The moderator of the event was Dr. Turan Kayaoglu, who received his Ph.D in Political Science at the University of Washington. Dr. Kayaoglu`s research focuses on intersection of religion, human rights, and international relations theory. After his welcome speech, Dr. Kayaoglu mentioned that it is often assumed that in Middle Eastern societies, values related to religion, culture, and tradition are homogeneous, immutable, and have negative effects on women’s lives. Contrary to these stereotypical views, in the current globalizing world, in which changing values are inevitable, women’s social lives in Middle Eastern countries have also undergone dynamic transformations, which will be presented by the panelist.
The first speaker was Dr. Emi Goto who is an Associate Professor at the Institute for Advance Studies on Asia at the University of Tokyo. The focus of Dr. Goto`s presentation was on the changing values in the Middle East by mentioning the life and words of two Egyptian Islamic scholars. In her presentation, Dr. Goto shared the examples of how conservative views on women change overtime in Muslim societies.
The following speaker was Ms. Kaoru Murakami who is a researcher at Institute of Developing Economies in Japan. Ms. Murakami presented her paper on changing meaning of protecting women and reconfiguring sense of belonging. “Honor is not only about violence but also related to a sense of belonging. I wanted to demonstrate how women negotiate their sense of belonging under changing economic and social conditions. I hope we can gain a better understanding of violence in the name of honor“, Murakami finalized her speech.

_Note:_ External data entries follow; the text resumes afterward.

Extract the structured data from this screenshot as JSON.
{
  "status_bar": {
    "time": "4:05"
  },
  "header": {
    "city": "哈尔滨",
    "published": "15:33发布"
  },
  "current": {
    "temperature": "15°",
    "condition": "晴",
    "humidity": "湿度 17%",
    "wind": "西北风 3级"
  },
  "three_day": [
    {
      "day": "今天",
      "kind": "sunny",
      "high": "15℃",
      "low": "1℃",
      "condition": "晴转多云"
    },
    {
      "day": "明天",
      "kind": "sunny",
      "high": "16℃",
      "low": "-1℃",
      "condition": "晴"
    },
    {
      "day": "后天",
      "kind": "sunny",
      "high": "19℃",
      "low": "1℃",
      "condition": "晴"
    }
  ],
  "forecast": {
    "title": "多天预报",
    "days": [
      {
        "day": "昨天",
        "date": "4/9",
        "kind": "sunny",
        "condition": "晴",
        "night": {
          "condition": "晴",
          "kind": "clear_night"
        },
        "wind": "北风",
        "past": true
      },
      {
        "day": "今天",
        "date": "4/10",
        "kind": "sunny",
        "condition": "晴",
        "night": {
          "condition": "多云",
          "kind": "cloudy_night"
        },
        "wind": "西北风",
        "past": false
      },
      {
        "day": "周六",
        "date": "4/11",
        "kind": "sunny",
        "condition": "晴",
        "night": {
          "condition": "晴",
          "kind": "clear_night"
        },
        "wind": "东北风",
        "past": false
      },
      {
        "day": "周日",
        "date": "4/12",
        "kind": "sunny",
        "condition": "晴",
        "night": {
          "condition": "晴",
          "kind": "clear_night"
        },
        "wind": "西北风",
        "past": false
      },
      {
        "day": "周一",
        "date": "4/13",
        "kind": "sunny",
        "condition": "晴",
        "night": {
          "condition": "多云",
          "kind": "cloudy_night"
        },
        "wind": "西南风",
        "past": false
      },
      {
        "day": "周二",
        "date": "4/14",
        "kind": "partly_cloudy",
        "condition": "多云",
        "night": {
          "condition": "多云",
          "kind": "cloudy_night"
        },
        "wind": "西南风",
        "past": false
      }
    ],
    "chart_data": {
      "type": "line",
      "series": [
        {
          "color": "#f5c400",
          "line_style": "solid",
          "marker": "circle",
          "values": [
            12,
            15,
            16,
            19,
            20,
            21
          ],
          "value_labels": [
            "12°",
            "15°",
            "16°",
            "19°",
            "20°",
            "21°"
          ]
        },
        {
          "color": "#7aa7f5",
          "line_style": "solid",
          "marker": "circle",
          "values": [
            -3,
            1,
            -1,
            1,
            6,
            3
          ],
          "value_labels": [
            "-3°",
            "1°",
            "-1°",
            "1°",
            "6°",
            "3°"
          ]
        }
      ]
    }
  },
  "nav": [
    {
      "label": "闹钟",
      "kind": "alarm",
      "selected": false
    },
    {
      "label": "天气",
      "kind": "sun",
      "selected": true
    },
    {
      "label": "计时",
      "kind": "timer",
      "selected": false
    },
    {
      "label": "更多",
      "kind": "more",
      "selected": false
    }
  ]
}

The last speaker was Dr. Keiko Takaki who is a Professor of Cultural Anthropology at J.F. Oberlin University in Tokyo. Talking about the changing roles of women in Tunisian revolution and democratic transition based on concrete examples, Dr. Takaki mentioned that women’s contribution in governmental decision-making mechanisms was quite a new phenomena and very controversial in Tunisia. Dr. Takaki said that “Concerning the changes observed in Tunisian feminism before and after the revolution, we may conclude that these signify a drastic shift from the top-down regime-sponsored “State Feminism“ to the bottom of “Civil Feminism“ based on the women’s autonomous actions and grass-roots activities”.